You have to be careful to not cover the tops of batteries or block the ability of hydrogen to escape. So it seems like if you have an inch or two of space between the batteries and the insulation, that would have to be cold air getting in between the batteries and the insulation. It seems odd to be putting cold air between the batteries and the insulation. Is there some kind of danger putting the insulation closer? Or is it really just to try to have batteries heating each other while charging?
Kenneth Clark
posted on 12/28/2019 13:02
This is timely. I'm confused by a couple of things here. I have deep-cycle flooded lead-acid batteries. I have a set of three for my hoophouse, that I increase to six in the winter, and double the solar panels feeding into them. I also have a wind turbine for that hoophouse.

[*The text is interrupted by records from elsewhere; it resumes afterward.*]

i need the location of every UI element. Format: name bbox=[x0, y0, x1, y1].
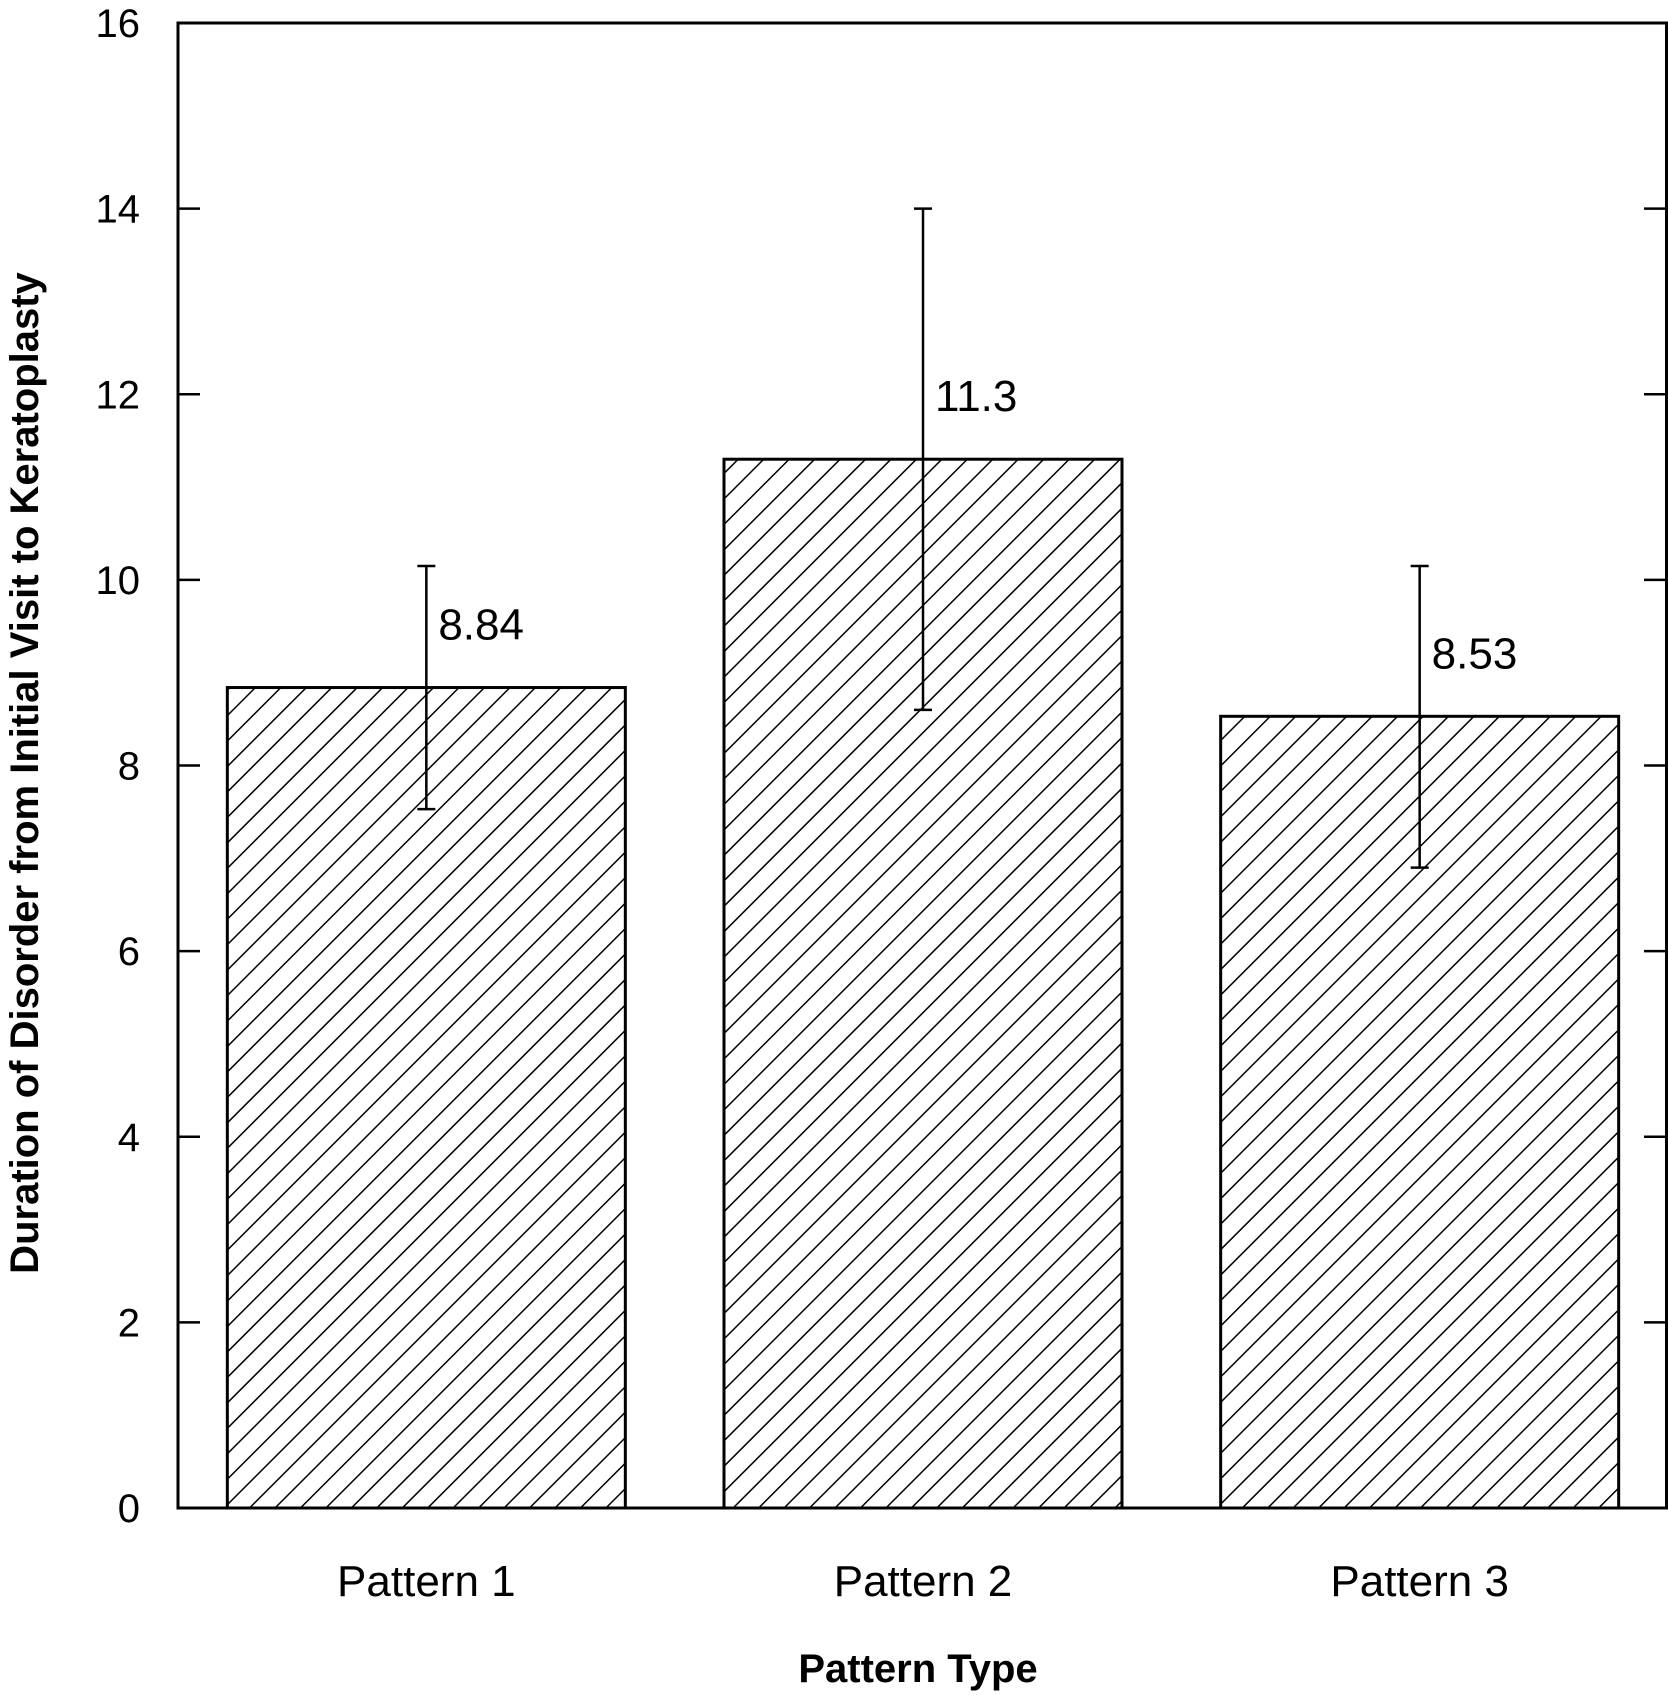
x-axis-title: Pattern Type bbox=[798, 1647, 1037, 1691]
y-tick-label: 14 bbox=[96, 188, 141, 232]
y-tick-label: 2 bbox=[118, 1301, 140, 1345]
data-label: 8.53 bbox=[1432, 629, 1518, 678]
y-axis-title: Duration of Disorder from Initial Visit … bbox=[3, 271, 47, 1273]
x-tick-label: Pattern 1 bbox=[337, 1557, 516, 1606]
x-tick-label: Pattern 3 bbox=[1330, 1557, 1509, 1606]
data-label: 11.3 bbox=[935, 372, 1017, 421]
y-tick-label: 4 bbox=[118, 1116, 140, 1160]
y-tick-label: 12 bbox=[96, 373, 141, 417]
y-tick-label: 6 bbox=[118, 930, 140, 974]
y-tick-label: 8 bbox=[118, 745, 140, 789]
y-tick-label: 0 bbox=[118, 1487, 140, 1531]
data-label: 8.84 bbox=[438, 601, 524, 650]
y-tick-label: 10 bbox=[96, 559, 141, 603]
y-tick-label: 16 bbox=[96, 2, 141, 46]
x-tick-label: Pattern 2 bbox=[834, 1557, 1013, 1606]
bar bbox=[225, 686, 627, 1510]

But the problem every year is temperatures so cold that the batteries only get up to about 50% of fully charged (max voltage around 12.2v) even when they've been sitting with a charging voltage of 13+ from the charge controller for hours. That's because the batteries are too cold to take a full charge. I've even tried hooking the bank up to a car's charging system to try to charge them more.

So, this year, I'm putting them in marine battery boxes, and putting rigid foam insulation around them in the boxes, around the outside of the boxes, and probably to some extent on the walls of the small metal cabinet they're in.

I'm also hooking up low-wattage heating cable around the batteries, and putting higher wattage 'pizza' heaters under them to add more heat when there's ample charging power.

If I'm careful to monitor the battery/heater temperatures, is dumping some of the power into heating for the batteries a reasonable idea? As far as I can tell, the heating coming from charging the batteries isn't enough to warm them up. I end up dumping a lot of power into batteries that won't warm up enough to use it.